Enabling Protein and Oligonucleotide Ion Mobility Data Analysis in BioConfirm with PNNL PreProcessor Data Conversions

Significance of Topic

This work addresses a critical bottleneck in biomolecular mass spectrometry: the integration of ion mobility (IM) data into conventional data-dependent acquisition (DDA) workflows. By enabling seamless analysis of proteins and oligonucleotides with an added IM dimension, researchers can achieve higher sequence coverage, resolve isomeric species, and improve confidence in structural assignments without extensive software redevelopment.

Study Objectives and Overview

The study demonstrates a new data conversion workflow using the PNNL PreProcessor to transform all-ions IM/MS data from Agilent instruments into standard LC-MS DDA files compatible with BioConfirm 12.1. Two workflows are presented: one that retains full chromatographic separation and one that collapses the LC axis to focus on IM separation.
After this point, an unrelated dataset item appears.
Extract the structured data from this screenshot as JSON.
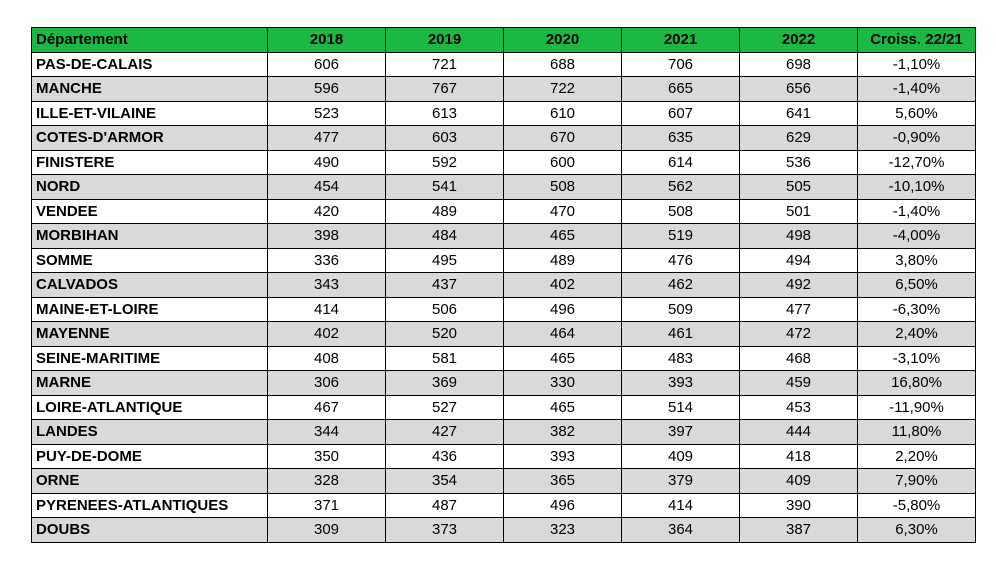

Methodology and Instrumentation

Experiments were conducted using:

• Agilent 6560 IM-QTOF with All Ions fragmentation mode
• Agilent 1290 Infinity II LC for chromatographic separations
• Trypsin-digested BSA MS Standard (New England BioLabs) for protein analysis
• Single-stranded 21mer DNA oligonucleotide (Integrated DNA Technologies) for nucleic acid analysis
• PNNL PreProcessor software for IM-to-DDA data conversion
• Agilent IM-MS Browser for feature finding and BioConfirm 12.1 for sequence confirmation

Main Results and Discussion

Oligonucleotide Analysis:

• The 21mer DNA eluted as a single LC peak but yielded multiple charge-state separations in the IM dimension.
• Workflow 2 preserved IM drift time, enabling extraction of drift-time EICs for charge states –3 to –11.
• BioConfirm sequence confirmation achieved high fragment sampling across all charge states.

Protein Analysis:

• BSA digest analyzed by both conventional quad-isolation DDA and converted all-ions IM/MS-to-DDA.
• IM-enabled DDA increased sequence coverage from 67.1% to 78.6% by including singly charged peptides.
• Average identification scores improved with the IM-enabled workflow.
• Comparison of workflows showed that separately processing IM isomers (Workflow 2) yields distinct fragmentation spectra, whereas Workflow 1 merges them.

Benefits and Practical Applications

This approach allows existing DDA-based software to exploit ion mobility without modification, providing:

• Enhanced sequence coverage for proteins and oligonucleotides
• Improved handling of low-abundance and singly charged species
• Resolution of IM isomers for more accurate downstream analysis

Future Trends and Potential Applications

Advances may include automated integration of IM features into proteomics and genomics pipelines, machine-learning-driven isomer classification, and real-time IM-aware acquisition schemes. Expanded adoption in quality control, clinical diagnostics, and structural biology is anticipated.

Conclusion

The PNNL PreProcessor conversion successfully bridges the gap between ion mobility separations and standard DDA workflows. By maintaining critical IM information in formats compatible with BioConfirm, this method enhances sequence coverage, resolves isomers, and improves identification confidence without requiring new analysis platforms.

References

• Bilbao A. et al. Journal of Proteome Research 2022, 21(3), 798–807.